L’usage qui a été fait ensuite de votre signature n’est pas moins suspect : lorsque l’administrateur de la page des anciens

Comment l'administrateur de la page des Anciens réagit à une critique. Classé BDS et sommé d'en assumer "le poids des actions menées et des propos tenus". Édifiant, non ?

étudiants de l’ULB y a publié le texte que vous avez ratifié, un membre du cercle s’est ouvertement interrogé sur son droit à publier ce texte. Parmi les commentaires écrits au nom de l’Union des Anciens Étudiants de l’ULB, et donc en votre nom, on trouve des phrases comme : « Votre dossier BDS est lourd cher monsieur. Lourd de calomnies et d’attaques qui ne nous dupent pas ! Voilà la vérité ». La vérité !!! « Cher monsieur 75 signataires vous suffisent ils ? Qui ont bien lu les textes produits par BDS et l’ABP et d’autres depuis ces événements ! » Les avez-vous tous bien lus ? L’exposé fut-il à charge et à décharge ? « Monsieur vous pouvez relayer tous les articles du monde il se fait que BDS et l’ABP traitent contrairement à leurs propos des étudiants juifs et leur association de complicité criminelle ce qui relève de la calomnie et du pénal ! ». Dans ce cas, qu’attendez-vous pour les poursuivre en justice ?

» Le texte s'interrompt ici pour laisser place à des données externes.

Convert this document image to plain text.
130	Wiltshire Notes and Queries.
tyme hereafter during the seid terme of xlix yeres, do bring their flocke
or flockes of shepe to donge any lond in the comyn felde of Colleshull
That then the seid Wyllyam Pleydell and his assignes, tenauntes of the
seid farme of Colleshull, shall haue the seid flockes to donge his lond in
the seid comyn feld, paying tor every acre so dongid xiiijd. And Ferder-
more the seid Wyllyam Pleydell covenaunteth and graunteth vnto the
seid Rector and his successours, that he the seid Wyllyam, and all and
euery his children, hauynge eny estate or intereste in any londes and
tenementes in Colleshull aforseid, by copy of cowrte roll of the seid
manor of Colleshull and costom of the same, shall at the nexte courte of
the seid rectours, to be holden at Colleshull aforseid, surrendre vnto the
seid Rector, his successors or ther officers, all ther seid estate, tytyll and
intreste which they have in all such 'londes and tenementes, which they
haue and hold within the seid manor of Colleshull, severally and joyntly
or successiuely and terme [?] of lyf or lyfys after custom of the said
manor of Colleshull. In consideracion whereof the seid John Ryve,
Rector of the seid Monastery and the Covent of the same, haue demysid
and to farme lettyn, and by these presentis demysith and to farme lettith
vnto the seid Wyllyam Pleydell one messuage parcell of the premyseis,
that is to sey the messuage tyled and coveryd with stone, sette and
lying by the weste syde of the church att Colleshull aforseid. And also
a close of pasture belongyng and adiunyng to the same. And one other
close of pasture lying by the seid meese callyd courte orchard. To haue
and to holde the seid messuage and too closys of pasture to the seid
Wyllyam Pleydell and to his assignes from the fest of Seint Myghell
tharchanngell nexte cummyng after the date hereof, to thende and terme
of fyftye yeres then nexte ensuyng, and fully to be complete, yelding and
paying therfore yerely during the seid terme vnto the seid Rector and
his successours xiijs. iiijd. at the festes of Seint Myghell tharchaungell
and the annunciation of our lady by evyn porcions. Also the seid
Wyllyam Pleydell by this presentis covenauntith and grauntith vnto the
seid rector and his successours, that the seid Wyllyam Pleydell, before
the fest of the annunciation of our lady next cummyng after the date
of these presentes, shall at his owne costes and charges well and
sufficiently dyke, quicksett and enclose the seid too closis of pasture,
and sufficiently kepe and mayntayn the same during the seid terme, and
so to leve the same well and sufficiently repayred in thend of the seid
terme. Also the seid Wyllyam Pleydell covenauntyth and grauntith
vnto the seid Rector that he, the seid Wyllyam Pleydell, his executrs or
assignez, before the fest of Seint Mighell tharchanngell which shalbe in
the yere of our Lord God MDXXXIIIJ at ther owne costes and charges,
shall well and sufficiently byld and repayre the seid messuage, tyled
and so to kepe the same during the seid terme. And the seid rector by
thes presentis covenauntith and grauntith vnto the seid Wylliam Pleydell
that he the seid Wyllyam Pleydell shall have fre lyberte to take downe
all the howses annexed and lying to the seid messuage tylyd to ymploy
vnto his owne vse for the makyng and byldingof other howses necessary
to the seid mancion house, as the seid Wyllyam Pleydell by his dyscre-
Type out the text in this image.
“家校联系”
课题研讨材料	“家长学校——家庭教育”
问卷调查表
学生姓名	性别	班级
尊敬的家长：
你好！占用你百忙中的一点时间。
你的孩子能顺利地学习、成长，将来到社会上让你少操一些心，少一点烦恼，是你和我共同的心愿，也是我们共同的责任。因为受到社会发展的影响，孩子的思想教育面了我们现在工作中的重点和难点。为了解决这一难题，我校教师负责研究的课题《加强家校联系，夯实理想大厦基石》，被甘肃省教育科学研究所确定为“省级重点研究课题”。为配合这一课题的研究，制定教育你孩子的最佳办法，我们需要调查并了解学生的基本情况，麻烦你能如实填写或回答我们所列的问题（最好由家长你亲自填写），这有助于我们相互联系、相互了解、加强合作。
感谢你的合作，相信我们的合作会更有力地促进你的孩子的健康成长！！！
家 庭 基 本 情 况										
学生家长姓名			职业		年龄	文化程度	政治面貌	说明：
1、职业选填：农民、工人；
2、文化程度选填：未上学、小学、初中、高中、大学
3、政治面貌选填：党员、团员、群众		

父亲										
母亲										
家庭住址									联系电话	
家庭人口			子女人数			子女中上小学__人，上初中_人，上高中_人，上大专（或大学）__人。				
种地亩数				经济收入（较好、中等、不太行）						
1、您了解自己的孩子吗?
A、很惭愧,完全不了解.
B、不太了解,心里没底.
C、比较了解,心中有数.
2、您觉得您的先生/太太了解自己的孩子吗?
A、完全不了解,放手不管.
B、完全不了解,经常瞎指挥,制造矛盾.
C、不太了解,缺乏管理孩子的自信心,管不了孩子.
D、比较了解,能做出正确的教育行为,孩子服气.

Quand le cercle Alumni prétend détenir la Vérité, où en est réellement le libre examen ?

Libre examen ? Vraiment ?

Mesdames et Messieurs Brotchi, Colmant, Geerts, Sosnowski, Haacher, etc. Que vous soyez opposés à BDS est votre droit. Que vous pensiez qu’un tel cercle n’a pas droit de cité à l’ULB également. Mais la prudence n’est-elle pas de mise lorsqu’ensemble, vous signez un texte univoque qui, par exemple, ramène BDS à un seul activiste Palestinien soupçonné d’antisémitisme, et omet de rappeler que parmi ses éminents partisans, il y a Stephen Hawking, Noam Chomsky, l’American Studies Association, Naomi Klein, Shlomo Sand, Amos Oz, Desmond Tutu et des dizaines d’associations israéliennes ou juives ? Sont-ils tous antisémites, comme le laisse entendre l’UEJB ? Comme vous le laissez entendre vous-mêmes et signant un texte qui établit un lien entre le fait d’être favorable au boycott et le fait d’être antisémite ?

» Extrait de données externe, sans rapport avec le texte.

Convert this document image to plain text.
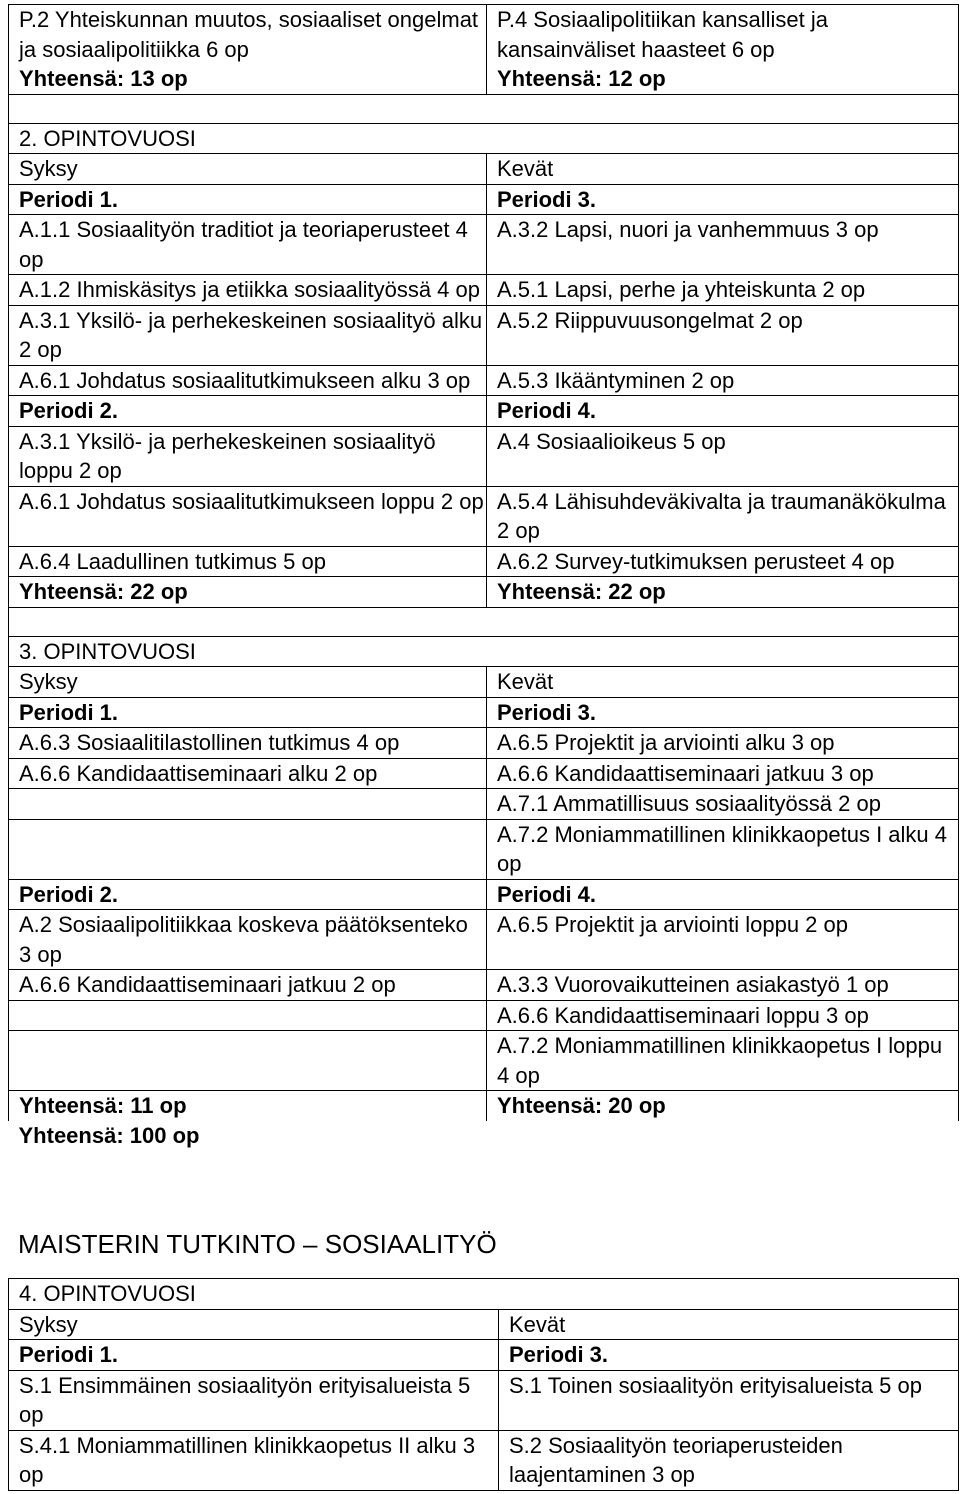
P.2 Yhteiskunnan muutos, sosiaaliset ongelmat ja sosiaalipolitiikka 6 op	P.4 Sosiaalipolitiikan kansalliset ja kansainväliset haasteet 6 op
Yhteensä: 13 op	Yhteensä: 12 op

2. OPINTOVUOSI	
Syksy	Kevät
Periodi 1.	Periodi 3.
A.1.1 Sosiaalityön traditiot ja teoriaperusteet 4 op	A.3.2 Lapsi, nuori ja vanhemmuus 3 op
A.1.2 Ihmiskäsitys ja etiikka sosiaalityössä 4 op	A.5.1 Lapsi, perhe ja yhteiskunta 2 op
A.3.1 Yksilö- ja perhekeskeinen sosiaalityö alku 2 op	A.5.2 Riippuvuusongelmat 2 op
A.6.1 Johdatus sosiaalitutkimukseen alku 3 op	A.5.3 Ikääntyminen 2 op
Periodi 2.	Periodi 4.
A.3.1 Yksilö- ja perhekeskeinen sosiaalityö loppu 2 op	A.4 Sosiaalioikeus 5 op
A.6.1 Johdatus sosiaalitutkimukseen loppu 2 op	A.5.4 Lähisuhdeväkivalta ja traumanäkökulma 2 op
A.6.4 Laadullinen tutkimus 5 op	A.6.2 Survey-tutkimuksen perusteet 4 op
Yhteensä: 22 op	Yhteensä: 22 op

3. OPINTOVUOSI	
Syksy	Kevät
Periodi 1.	Periodi 3.
A.6.3 Sosiaalitilastollinen tutkimus 4 op	A.6.5 Projektit ja arviointi alku 3 op
A.6.6 Kandidaattiseminaari alku 2 op	A.6.6 Kandidaattiseminaari jatkuu 3 op
	A.7.1 Ammatillisuus sosiaalityössä 2 op
	A.7.2 Moniammatillinen klinikkaopetus I alku 4 op
Periodi 2.	Periodi 4.
A.2 Sosiaalipolitiikkaa koskeva päätöksenteko 3 op	A.6.5 Projektit ja arviointi loppu 2 op
A.6.6 Kandidaattiseminaari jatkuu 2 op	A.3.3 Vuorovaikutteinen asiakastyö 1 op
	A.6.6 Kandidaattiseminaari loppu 3 op
	A.7.2 Moniammatillinen klinikkaopetus I loppu 4 op
Yhteensä: 11 op	Yhteensä: 20 op
Yhteensä: 100 op	
MAISTERIN TUTKINTO – SOSIAALITYÖ
4. OPINTOVUOSI	
Syksy	Kevät
Periodi 1.	Periodi 3.
S.1 Ensimmäinen sosiaalityön erityisalueista 5 op	S.1 Toinen sosiaalityön erityisalueista 5 op
S.4.1 Moniammatillinen klinikkaopetus II alku 3 op	S.2 Sosiaalityön teoriaperusteiden laajentaminen 3 op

Bien sûr, la lutte contre l’antisémitisme doit être menée pied à pied. Mais elle doit aussi se nourrir exclusivement de faits avérés faute de quoi elle perd toute crédibilité. Surtout quand vous mettez vos noms dans la balance. Lorsque la lutte contre l’antisémitisme se convertit en défense d’Israël, l’exportation du conflit israélo-palestinien a pris le pas sur la raison et sur le légitime combat. Je ne vois rien d’autre dans l’affrontement estudiantin grossier entre BDS et l’UEJB, qu’une démonstration grandeur nature des effets d’une telle exportation, chacun défendant son camp, aucun n’hésitant à accuser l’autre des pires crimes, aucun n’étant apparemment en mesure d’accepter un débat serein. C’est cette opposition qu’il fallait fustiger. C’est cette exportation double qu’il faut convertir en débat, ici, à 4.000 km du conflit. C’est là qu’on aurait attendu votre signature !

Votre signature est attendue contre l’exportation double du conflit, pas dans une action partisane.

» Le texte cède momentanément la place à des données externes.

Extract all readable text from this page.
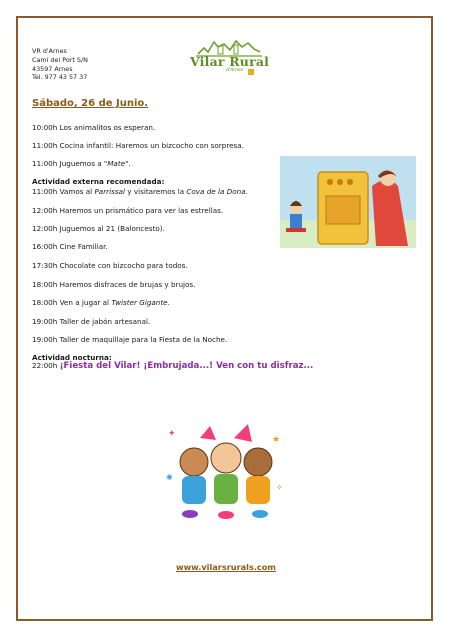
VR d'Arnes
Camí del Port S/N
43597 Arnes
Tel. 977 43 57 37
Vilar Rural
d'Arnes
Sábado, 26 de Junio.
10:00h Los animalitos os esperan.
11:00h Cocina infantil: Haremos un bizcocho con sorpresa.
11:00h Juguemos a "Mate".
Actividad externa recomendada:
11:00h Vamos al Parrissal y visitaremos la Cova de la Dona.
12:00h Haremos un prismático para ver las estrellas.
12:00h Juguemos al 21 (Baloncesto).
16:00h Cine Familiar.
17:30h Chocolate con bizcocho para todos.
18:00h Haremos disfraces de brujas y brujos.
18:00h Ven a jugar al Twister Gigante.
19:00h Taller de jabón artesanal.
19:00h Taller de maquillaje para la Fiesta de la Noche.
Actividad nocturna:
22:00h ¡Fiesta del Vilar! ¡Embrujada...! Ven con tu disfraz...
✦
★
✺
✧
www.vilarsrurals.com
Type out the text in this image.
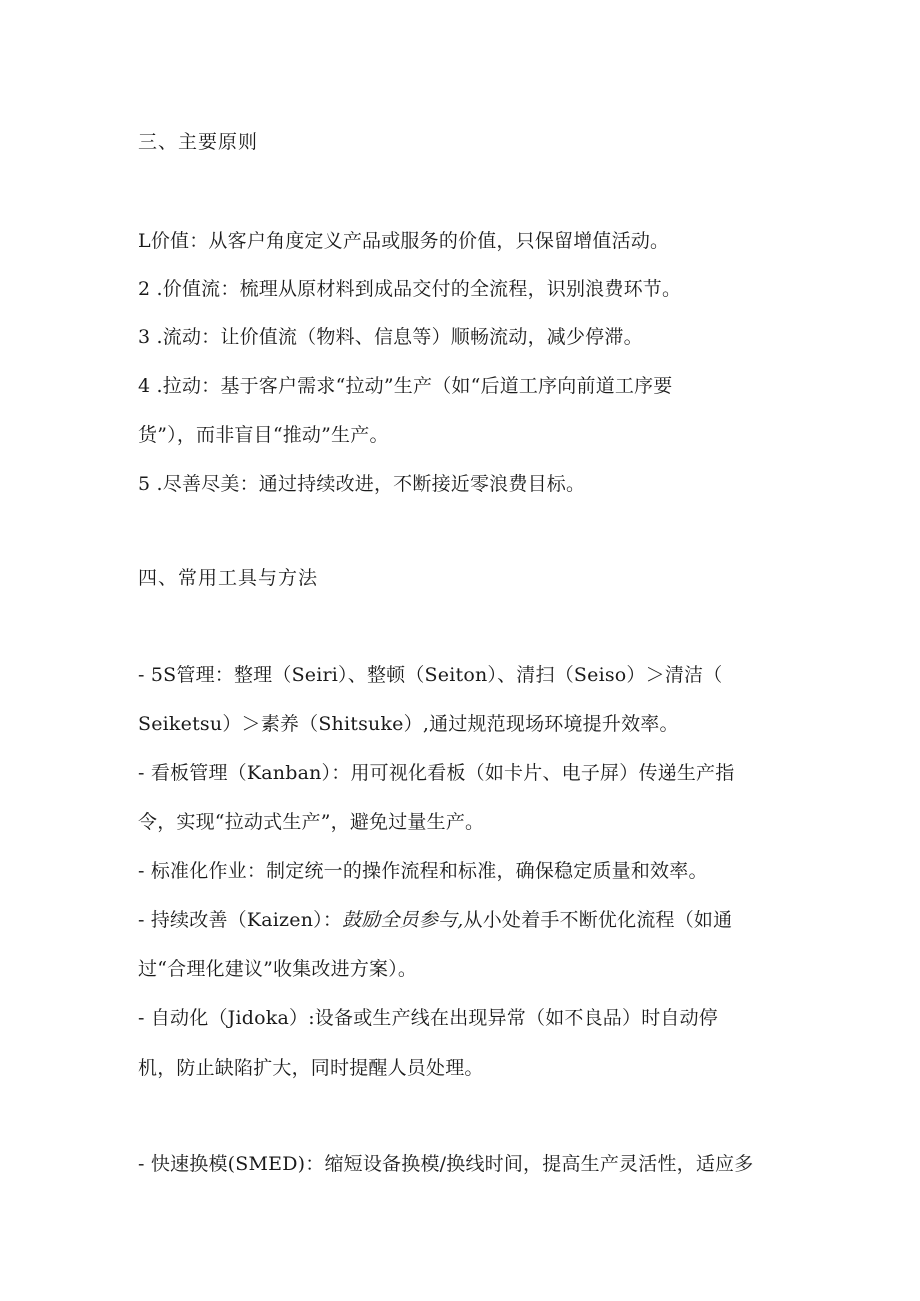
三、主要原则
L价值：从客户角度定义产品或服务的价值，只保留增值活动。
2 .价值流：梳理从原材料到成品交付的全流程，识别浪费环节。
3 .流动：让价值流（物料、信息等）顺畅流动，减少停滞。
4 .拉动：基于客户需求“拉动”生产（如“后道工序向前道工序要
货”），而非盲目“推动”生产。
5 .尽善尽美：通过持续改进，不断接近零浪费目标。
四、常用工具与方法
- 5S管理：整理（Seiri）、整顿（Seiton）、清扫（Seiso）＞清洁（
Seiketsu）＞素养（Shitsuke）,通过规范现场环境提升效率。
- 看板管理（Kanban）：用可视化看板（如卡片、电子屏）传递生产指
令，实现“拉动式生产”，避免过量生产。
- 标准化作业：制定统一的操作流程和标准，确保稳定质量和效率。
- 持续改善（Kaizen）：鼓励全员参与,从小处着手不断优化流程（如通
过“合理化建议”收集改进方案）。
- 自动化（Jidoka）:设备或生产线在出现异常（如不良品）时自动停
机，防止缺陷扩大，同时提醒人员处理。
- 快速换模(SMED)：缩短设备换模/换线时间，提高生产灵活性，适应多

Vous noterez que selon la logique adoubée aujourd’hui par votre texte collectif, le simple fait que j’écrive ci-devant que l’UEJB est selon moi pro-Israélienne, permettra aux enragés qui vous ont attirés dans leur parti-pris de m’accuser à leur tour d’antisémitisme (ben oui, c’est tellement commode), après qu’ils m’ont déjà publiquement présenté comme un partisan du BDS, un « allié des antisémites », de Dieudonné, et que sais-je encore.

Que les choses soient claires : le jour où je disposerai de vraies preuves d’antisémitisme dans le chef de BDS-ULB, je n’hésiterai pas une seconde à les brandir. En espérant que cela permettra d’oublier ce mauvais procès, contreproductif, qui ne convainc que deux genres de personnes : celles qui soutiennent Israël sans le moindre esprit critique, et celles qui imaginent qu’il existerait un lobby pro-israélien tentaculaire dont le pouvoir permettrait jusqu’à la déviation de l’orbite de Jupiter. Vous avez contribué — bien involontairement — à donner corps à ce fantasme abscons. J’en suis consterné.

Je n’en garde pas moins tout le respect pour les grands esprits que vous êtes. J’en déduis seulement que, même au firmament de l’intelligentsia, l’humain reste décidément trop humain.